Assholes like Wills does NOT care about the worker - - who is nothing more than a replaceable number on a ledger page, but the reality is, those "numbers" are human beings who require food, clothing and shelter, none of which (as assholes like Will's will point out) are free. Profit should not be the major or only factor in these equations. Which is why anyone - tRump included - who takes steps to create or bring back jobs that pay a decent living wage - back to this country should be applauded, not obstructed. A person like tRump, who at least makes a show of trying to protect the citizens under his care, from terrorist attacks by taking the most obvious steps regardless of whom they offend, should be supported. A person who at least takes seriously the threat posed by open borders in an increasingly lawless and violent world should be held up as something of an icon.

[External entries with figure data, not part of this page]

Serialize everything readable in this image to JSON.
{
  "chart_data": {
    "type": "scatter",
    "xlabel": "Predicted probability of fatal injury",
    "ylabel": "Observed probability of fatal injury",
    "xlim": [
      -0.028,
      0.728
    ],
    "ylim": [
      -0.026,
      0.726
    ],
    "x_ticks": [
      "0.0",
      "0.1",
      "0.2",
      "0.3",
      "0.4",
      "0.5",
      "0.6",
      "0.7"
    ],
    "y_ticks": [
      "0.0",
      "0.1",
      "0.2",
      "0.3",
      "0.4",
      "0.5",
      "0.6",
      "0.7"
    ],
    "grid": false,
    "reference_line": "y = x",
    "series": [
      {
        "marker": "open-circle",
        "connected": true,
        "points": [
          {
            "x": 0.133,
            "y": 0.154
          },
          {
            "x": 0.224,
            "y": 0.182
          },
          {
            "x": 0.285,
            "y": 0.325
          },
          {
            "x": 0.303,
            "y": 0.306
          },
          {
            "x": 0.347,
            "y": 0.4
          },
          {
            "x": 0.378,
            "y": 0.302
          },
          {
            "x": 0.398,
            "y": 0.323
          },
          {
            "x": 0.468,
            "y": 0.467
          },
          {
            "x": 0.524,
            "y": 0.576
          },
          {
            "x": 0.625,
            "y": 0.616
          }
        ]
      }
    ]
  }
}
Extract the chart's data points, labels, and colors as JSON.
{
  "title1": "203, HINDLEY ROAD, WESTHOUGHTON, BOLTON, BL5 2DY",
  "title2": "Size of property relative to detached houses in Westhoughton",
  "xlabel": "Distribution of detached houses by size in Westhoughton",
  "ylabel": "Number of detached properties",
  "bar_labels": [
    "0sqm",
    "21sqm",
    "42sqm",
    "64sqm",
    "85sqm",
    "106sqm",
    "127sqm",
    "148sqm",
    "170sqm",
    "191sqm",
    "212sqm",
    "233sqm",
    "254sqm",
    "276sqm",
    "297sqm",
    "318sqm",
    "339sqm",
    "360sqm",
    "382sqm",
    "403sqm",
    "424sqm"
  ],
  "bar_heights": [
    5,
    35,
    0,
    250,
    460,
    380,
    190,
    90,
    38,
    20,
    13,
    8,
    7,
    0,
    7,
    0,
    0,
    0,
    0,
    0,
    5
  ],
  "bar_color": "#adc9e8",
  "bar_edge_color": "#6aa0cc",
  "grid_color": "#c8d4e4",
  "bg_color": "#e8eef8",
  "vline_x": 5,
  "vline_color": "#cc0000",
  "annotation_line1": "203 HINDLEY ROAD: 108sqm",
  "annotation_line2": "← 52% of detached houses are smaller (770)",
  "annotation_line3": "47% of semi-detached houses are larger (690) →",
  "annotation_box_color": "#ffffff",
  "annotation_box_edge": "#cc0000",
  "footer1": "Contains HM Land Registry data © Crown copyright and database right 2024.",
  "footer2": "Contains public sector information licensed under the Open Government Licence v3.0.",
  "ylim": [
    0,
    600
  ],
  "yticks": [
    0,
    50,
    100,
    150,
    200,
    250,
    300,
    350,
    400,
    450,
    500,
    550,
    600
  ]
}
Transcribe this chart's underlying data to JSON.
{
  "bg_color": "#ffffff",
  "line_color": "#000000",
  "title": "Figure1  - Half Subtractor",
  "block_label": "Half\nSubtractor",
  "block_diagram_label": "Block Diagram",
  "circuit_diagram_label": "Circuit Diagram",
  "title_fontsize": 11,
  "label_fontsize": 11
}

Yeah, the guy is a blowhard, and egotist, a sexist, and blunt beyond belief. But at least he is making SOME attempt to solve problems, unlike the past two administrations and 16 years worth of identity politics have managed. That deserves at least SOME consideration.

Samuel Wilson said...

Will probably takes it for granted that all Madge's employees will (or at least should) find new jobs quickly, but it's implicit that it's not up to him or the nation to make sure there are jobs for them to find. So for all intents and purposes you're right that he doesn't really care. For him, the Market is greater than the sum of its human parts.

Anonymous said...

Which is why people like Wills should simply be ostracized from society.